There is no better value critique than looting and burning! Make a t-shirt into a mask and get on with it…

The Plump said...

Burning out Asian shopkeepers, trashing gay bookshops, attacking firefighters? Three dead Asians in a what appears to be a deliberate hit and run? Some fucking critique.

This builds a consensus for repression not for action. And in the meantime we have the ruined lives, not least of the riot fodder, the fucked-up kids who will be fucked-up further by the criminal justice system and who will feed back into the drugs gangs in an endless cycle of exploitation.

Poverty and inequality will be noticed, earnest editorials will be written, fuck all will happen. And on the last point I hope that I am wrong. I hope that cuts are rowed back and action taken. I hope that resourced, grass roots organisations can grow and organise and that at least something can save at least some of these kids. But what I fear is that any regeneration that may result will just mean the plonking of a retail park in a deprived area to wipe out local businesses and provide a few crap jobs.

In the meantime the working class activists building alternatives have been set back by the general revulsion in their own communities at the actions of the rioters.

This is no proletarian uprising, this is no critique, it is self-harm on a grand scale.

Will said...

you seem to be under thye impression i disagree

by the way -- if you are out rioting tonight get me a size 9 and a half Adidas Superstars.

Will said...

do you 'get' me now Peter?
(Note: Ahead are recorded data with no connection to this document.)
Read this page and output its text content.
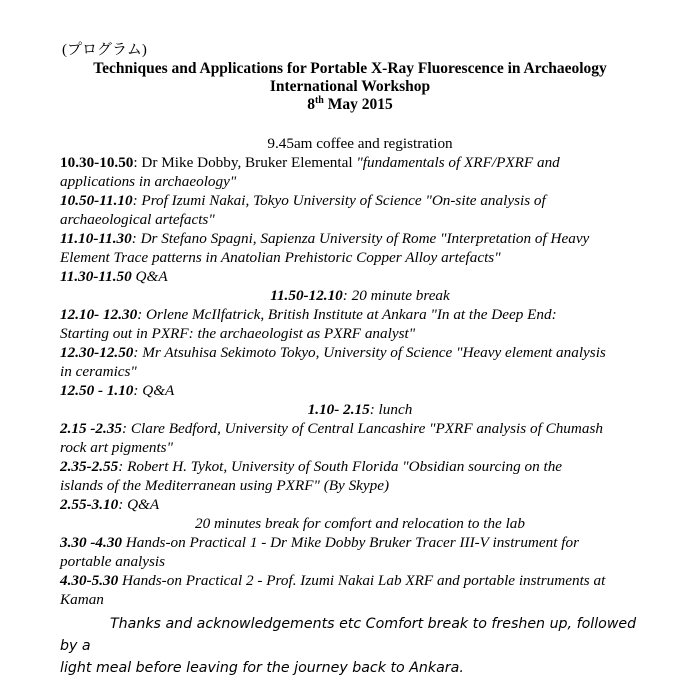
(プログラム)
Techniques and Applications for Portable X-Ray Fluorescence in Archaeology
International Workshop
8th May 2015
9.45am coffee and registration
10.30-10.50: Dr Mike Dobby, Bruker Elemental "fundamentals of XRF/PXRF and
applications in archaeology"
10.50-11.10: Prof Izumi Nakai, Tokyo University of Science "On-site analysis of
archaeological artefacts"
11.10-11.30: Dr Stefano Spagni, Sapienza University of Rome "Interpretation of Heavy
Element Trace patterns in Anatolian Prehistoric Copper Alloy artefacts"
11.30-11.50 Q&A
11.50-12.10: 20 minute break
12.10- 12.30: Orlene McIlfatrick, British Institute at Ankara "In at the Deep End:
Starting out in PXRF: the archaeologist as PXRF analyst"
12.30-12.50: Mr Atsuhisa Sekimoto Tokyo, University of Science "Heavy element analysis
in ceramics"
12.50 - 1.10: Q&A
1.10- 2.15: lunch
2.15 -2.35: Clare Bedford, University of Central Lancashire "PXRF analysis of Chumash
rock art pigments"
2.35-2.55: Robert H. Tykot, University of South Florida "Obsidian sourcing on the
islands of the Mediterranean using PXRF" (By Skype)
2.55-3.10: Q&A
20 minutes break for comfort and relocation to the lab
3.30 -4.30 Hands-on Practical 1 - Dr Mike Dobby Bruker Tracer III-V instrument for
portable analysis
4.30-5.30 Hands-on Practical 2 - Prof. Izumi Nakai Lab XRF and portable instruments at
Kaman
Thanks and acknowledgements etc Comfort break to freshen up, followed by a
light meal before leaving for the journey back to Ankara.
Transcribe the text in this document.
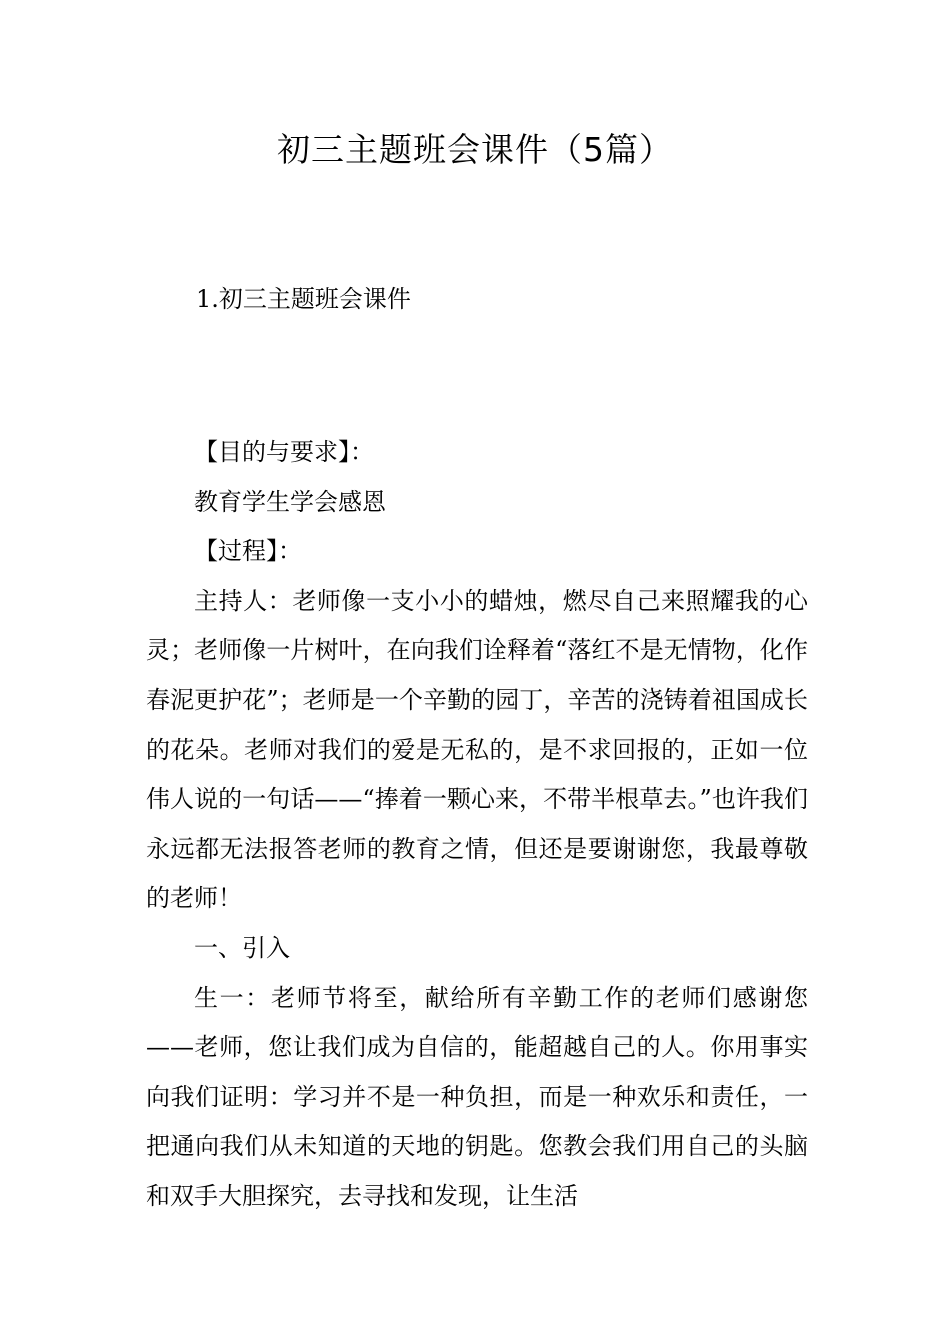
初三主题班会课件（5篇）
1.初三主题班会课件

【目的与要求】：

教育学生学会感恩

【过程】：

主持人：老师像一支小小的蜡烛，燃尽自己来照耀我的心灵；老师像一片树叶，在向我们诠释着“落红不是无情物，化作春泥更护花”；老师是一个辛勤的园丁，辛苦的浇铸着祖国成长的花朵。老师对我们的爱是无私的，是不求回报的，正如一位伟人说的一句话——“捧着一颗心来，不带半根草去。”也许我们永远都无法报答老师的教育之情，但还是要谢谢您，我最尊敬的老师！

一、引入

生一：老师节将至，献给所有辛勤工作的老师们感谢您——老师，您让我们成为自信的，能超越自己的人。你用事实向我们证明：学习并不是一种负担，而是一种欢乐和责任，一把通向我们从未知道的天地的钥匙。您教会我们用自己的头脑和双手大胆探究，去寻找和发现，让生活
I hope you do, because i do not want you to be my ENEMY.

The Plump said...

a) I haven't read it yet.
b) We have always come from different directions, yet often ended in the same place.
c) Disagreement is not enmity, especially if you admit that I am right.

Will said...

All this seems to prove that if you do not understand the commodity and value, you end up as fodder

Anton Deque said...

"This was over a decade ago."

My partner told me some of her juvenile cases claimed the really seriously violent on the streets were younger than they. If true that would mean under the age of criminal responsibilty. She left her employment a decade ago.

There is no one single cause, nothing that could be neatly encapsulated in a clever phrase (and thereby distanced from necessary action). There are several strands, many contradictions. It is truly depressing to see people going backwards, to be among those powerless to stop it.